The concept design of the Plac Wilsona metro station in Warsaw was selected in a competition between the City of Warsaw and the “Warsaw Metro” (Metro Warszawskie). The station was opened in April 2008. Architect Andrzej M. Chołdzyński and his studio, had completed all phases of the project, including the detailed design and author’s supervision of construction and furnishing works. In addition to the world award of the Plac Wilsona metro station by over 900 experts of the MetroRail Congress in Copenhagen in 2008, the title of “best metro station” was a finalist of the 2006 World Competition “Cemex Building Award” in Mexico, reinforced concrete technology, and in 2014 it was placed by CNN on the list of 12 most impressive and interesting in Europe. Metro stations are among the most difficult to design and implement public utility facilities – they are simultaneously visited by a significant number of users, potential viewers and recipients of architecture and engineering art.
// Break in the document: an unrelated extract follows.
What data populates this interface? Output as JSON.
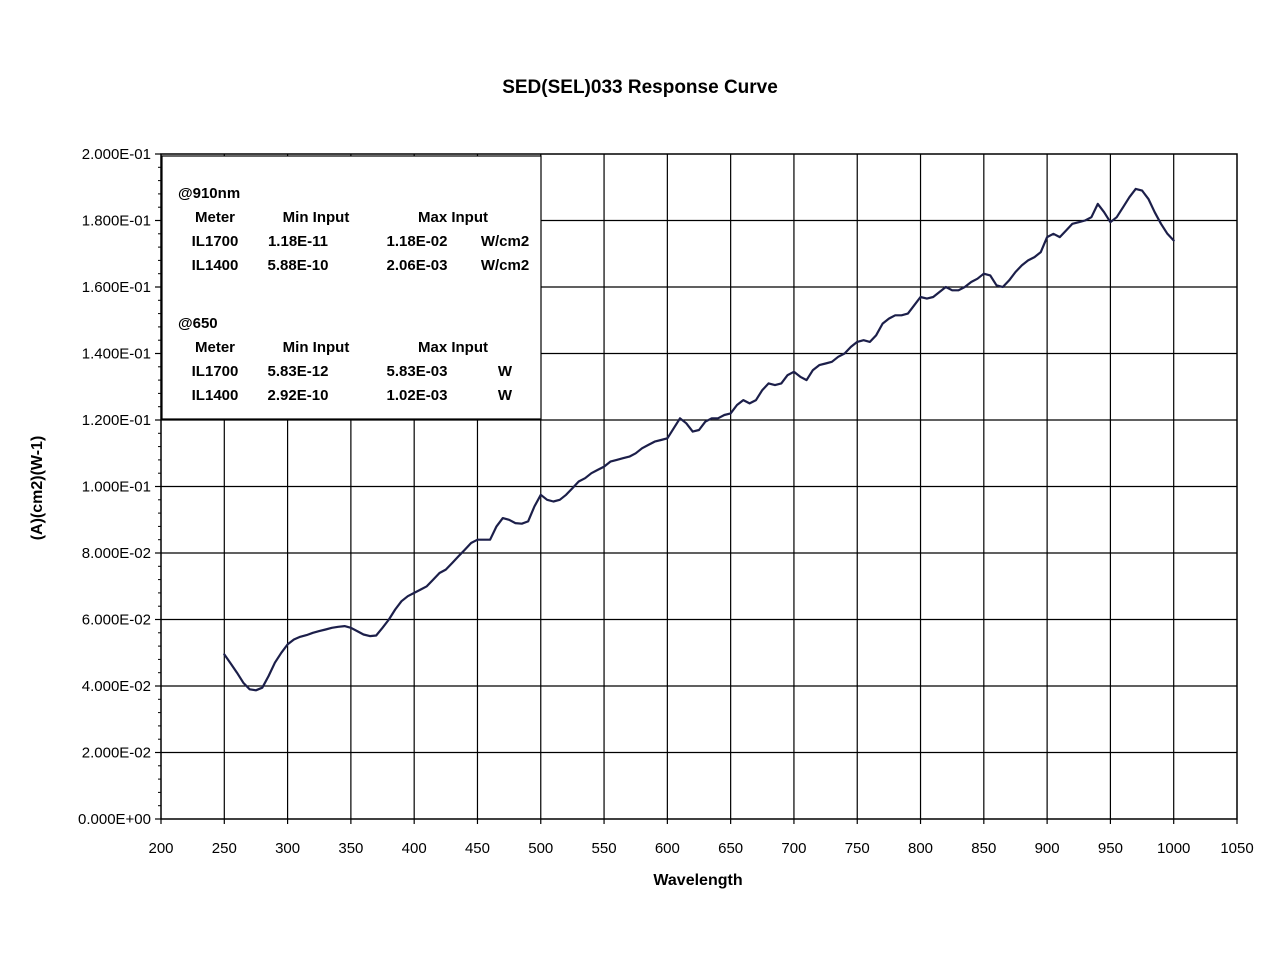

Plac Wilsona metro station skilfully uses construction and engineering technology, including functional, acoustic and ergonomic requirements as integral elements of its narrative and semantics. The design and implementation of this space has many cognitive, symbolic and cultural layers. Its experience can be both completely intuitive and conscious through analytical reading. The material of this usable space is also the matter understood in terms of sculptural, painting and functional – utility. This Renaissance triad gives the same and simultaneous importance: both the concept of chromatic composition – color and light, as well as the sculptural perception of three-dimensional space and its technology, utility function and ergonomics. Such is the multi-threaded modernism of this project implemented at the beginning of the 21st century.